Ainsi il avait été parfaitement juste et opportun de confisquer les états du pape par un décret dans la rédaction duquel l’empereur, comme nous l’avons vu, avait déployé son meilleur style; il était excellent que ce décret eût reçu son exécution à Rome avec l’accompagnement des circonstances que nous avons racontées; mais ce qui aurait mis le comble à la perfection, c’est qu’on n’en sût pas la moindre chose en France. Il ne fallait pas que le pape restât à Rome, où sa présence avait été jugée si dangereuse que, malgré tant de dénégations, il avait donné l’ordre de l’y arrêter. En Toscane, c’était la sœur de l’empereur, en Piémont, c’était son beau-frère, qui avaient jugé le séjour même momentané de Pie VII si périlleux qu’ils n’avaient pu l’y souffrir un instant. En France, l’empereur n’en aurait pas voulu davantage. Encore fallait-il bien que le pape fût quelque part. D’accord; mais il fallait qu’il y fût aussi peu que possible, comme s’il n’y était pas, et surtout qu’en France on ne sût rien, absolument rien, ou, si l’on savait quelque chose, qu’à tout le moins on n’en soufflât pas mot.

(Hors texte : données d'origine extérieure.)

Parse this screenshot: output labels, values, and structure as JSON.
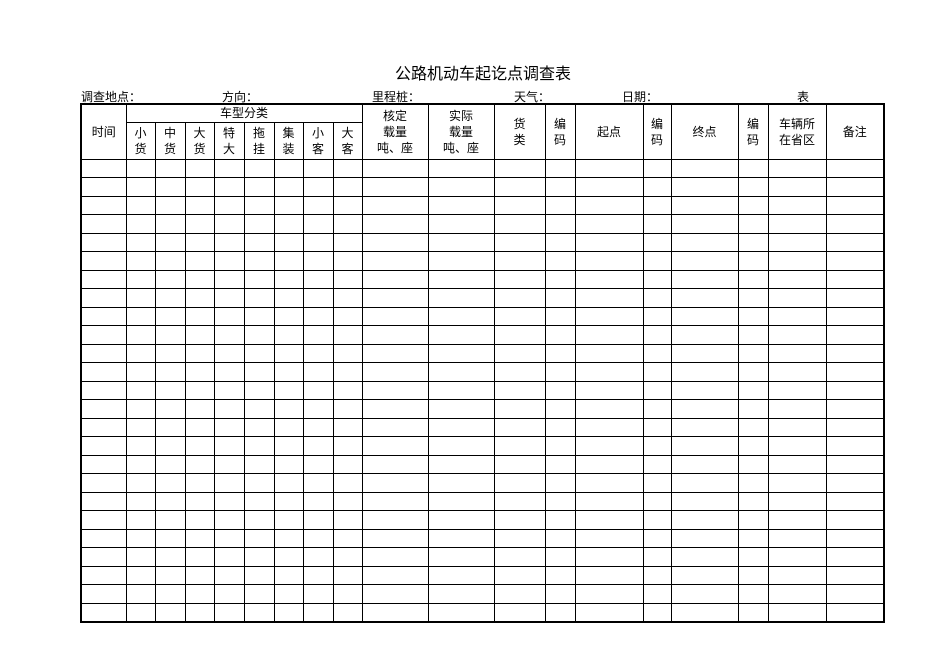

Voilà quel était l’idéal de l’empereur et, ne craignons pas de l’avouer, ce qu’en partie et pour un certain temps il obtint à peu près complètement. A la longue pourtant, le silence deviendrait impossible à garder; il faudrait soi-même parler. Restait alors la ressource du mensonge.

  1. Relation manuscrite du valet de chambre de Pie VII.
  2. Lettre de l’empereur à Fouché, 27 juin 1809. — Correspondance de Napoléon Ier, t. XIX, p. 183.